In fact, it can be shown that there as many points left behind in this process as there were those that were removed. To see this, consider the points in the (0,1) interval in terms of base 3 (or ternial) notation. In this notation, 1/3 can be written as 0.1 and 2/3 can be written as 0.2. If we remove everything from 1/3 and 2/3 we are really removing everything between 0.1 and 0.2, or in other words, everything with a 1 in the first position after the point (except for .1 itself, but since .1 = 0.02222222..., we can represent it without using a one in any position). The next step examines the intervals (0, 0.1] and [0.2, 1) and removes their middle thirds. In this case we are removing everything between 0.01 and 0.02 in the first interval and between 0.21 and 0.22 in the second interval, or in other words, everything with a 1 in the second position after the point.
By the time you are done, the net result is that the only numbers removed from the interval are the numbers with ternary representations containing a '1' somewhere after the point. So the numbers that remain are the ones that can be represented in ternary (base 3) notation with no '1' in any decimal (or ternial, if you prefer) place. Stated another way the cantor set consists of all the numbers between 0 and 1 that can be represented using only 0's and 2's in ternary notation. However, and here is the kicker, there exists a one-to-one correspondence between the numbers left in the CantorSet, and the all the real numbers between 0 and 1.
To see this, represent the real numbers in binary (instead of ternary) notation. Then each number can be represented by a string of 0's and 1's (e.g. 0.101 = 5/8). Now consider each number in the cantor set. You can map each one to a number in the interval (0,1) by representing it as a ternary number, changing all 2's to 1's and considering it a base 2 number. Likewise, each number in the interval (0,1) maps to a number in the Cantor set by representing the number in binary notation, changing all 1's to 2's and considering it a base 3 number. Thus there is a 1-1 correspondance between the CantorSet and the real numbers in the interval (0,1).
That's not a one-to-one mapping. Representations of numbers in the CantorSet are unique, but binary representations aren't: 0.022222... != 0.20000... but 0.01111... = 0.10000... Of course it's still a SurJection?, so proves the objects are the same cardinality. Any ideas on how an actual BiJection could be made, though? I'm curious.

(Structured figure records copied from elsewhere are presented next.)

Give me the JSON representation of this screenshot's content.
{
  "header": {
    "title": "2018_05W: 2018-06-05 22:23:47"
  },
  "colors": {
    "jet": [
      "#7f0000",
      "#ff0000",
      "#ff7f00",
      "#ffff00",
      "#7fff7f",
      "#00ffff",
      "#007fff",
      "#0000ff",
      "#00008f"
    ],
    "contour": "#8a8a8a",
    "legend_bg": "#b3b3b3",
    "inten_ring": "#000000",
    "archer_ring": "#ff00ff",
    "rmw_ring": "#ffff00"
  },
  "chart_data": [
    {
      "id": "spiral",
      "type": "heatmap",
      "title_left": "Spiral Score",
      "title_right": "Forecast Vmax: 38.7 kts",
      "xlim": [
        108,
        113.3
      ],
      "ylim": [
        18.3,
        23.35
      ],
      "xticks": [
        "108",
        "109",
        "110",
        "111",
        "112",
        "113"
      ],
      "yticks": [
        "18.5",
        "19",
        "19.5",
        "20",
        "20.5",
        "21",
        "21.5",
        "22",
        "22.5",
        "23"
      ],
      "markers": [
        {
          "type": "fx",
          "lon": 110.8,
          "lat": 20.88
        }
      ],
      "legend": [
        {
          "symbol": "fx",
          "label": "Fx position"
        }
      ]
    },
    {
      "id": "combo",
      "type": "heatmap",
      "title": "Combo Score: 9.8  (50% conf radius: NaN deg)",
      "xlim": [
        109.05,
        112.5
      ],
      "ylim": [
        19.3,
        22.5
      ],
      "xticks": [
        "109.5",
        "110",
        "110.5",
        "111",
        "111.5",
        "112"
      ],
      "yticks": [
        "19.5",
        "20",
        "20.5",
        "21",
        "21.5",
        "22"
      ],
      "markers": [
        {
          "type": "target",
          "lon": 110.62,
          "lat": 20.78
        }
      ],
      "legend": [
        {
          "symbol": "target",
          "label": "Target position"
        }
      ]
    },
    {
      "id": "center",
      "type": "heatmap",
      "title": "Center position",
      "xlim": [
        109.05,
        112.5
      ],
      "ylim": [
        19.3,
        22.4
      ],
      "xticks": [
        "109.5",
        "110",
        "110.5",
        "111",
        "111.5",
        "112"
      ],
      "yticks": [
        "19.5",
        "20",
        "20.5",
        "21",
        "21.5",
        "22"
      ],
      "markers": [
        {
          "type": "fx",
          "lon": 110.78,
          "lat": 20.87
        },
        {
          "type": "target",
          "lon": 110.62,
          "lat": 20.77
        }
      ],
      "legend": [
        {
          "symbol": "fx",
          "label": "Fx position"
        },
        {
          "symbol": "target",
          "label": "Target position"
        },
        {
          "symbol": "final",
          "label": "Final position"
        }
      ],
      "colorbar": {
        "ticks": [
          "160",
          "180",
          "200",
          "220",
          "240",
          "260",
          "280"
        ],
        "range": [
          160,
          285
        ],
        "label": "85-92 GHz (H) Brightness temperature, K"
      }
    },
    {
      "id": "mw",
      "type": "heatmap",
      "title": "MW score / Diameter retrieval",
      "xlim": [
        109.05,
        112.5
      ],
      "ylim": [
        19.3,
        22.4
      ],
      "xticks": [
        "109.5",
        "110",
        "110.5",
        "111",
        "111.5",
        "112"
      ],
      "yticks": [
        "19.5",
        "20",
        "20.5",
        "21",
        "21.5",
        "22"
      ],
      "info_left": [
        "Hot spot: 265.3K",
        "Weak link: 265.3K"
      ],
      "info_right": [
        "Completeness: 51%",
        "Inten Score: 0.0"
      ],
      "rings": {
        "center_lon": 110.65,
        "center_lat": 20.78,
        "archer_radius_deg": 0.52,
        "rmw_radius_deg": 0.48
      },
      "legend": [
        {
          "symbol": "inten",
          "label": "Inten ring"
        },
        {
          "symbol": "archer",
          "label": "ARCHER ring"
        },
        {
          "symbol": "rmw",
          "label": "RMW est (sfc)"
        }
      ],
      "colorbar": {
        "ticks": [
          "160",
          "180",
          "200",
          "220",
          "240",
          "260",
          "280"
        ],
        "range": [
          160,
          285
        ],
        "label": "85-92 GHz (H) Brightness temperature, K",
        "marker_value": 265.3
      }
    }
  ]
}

Some topographically interesting facts about the Cantor set.
Since it is the complement of a union of disjoint open sets, it itself is a ClosedSet?.
Pick any point in the CantorSet. In any arbitrarily small neighborhood, there is some other number that can be represented as a ternary number with only 0's and 2's. Hence every point in the CantorSet is an accumulation point.
The last two statements combine to make the CantorSet a PerfectSet? in the topological sense.
Again, pick any point in the CantorSet (which is itself a subset of the unit interval). Any arbitrarily small neighborhood around that point contains an open set in the unit interval that is disjoint from the CantorSet. Thus the CantorSet is NowhereDense?.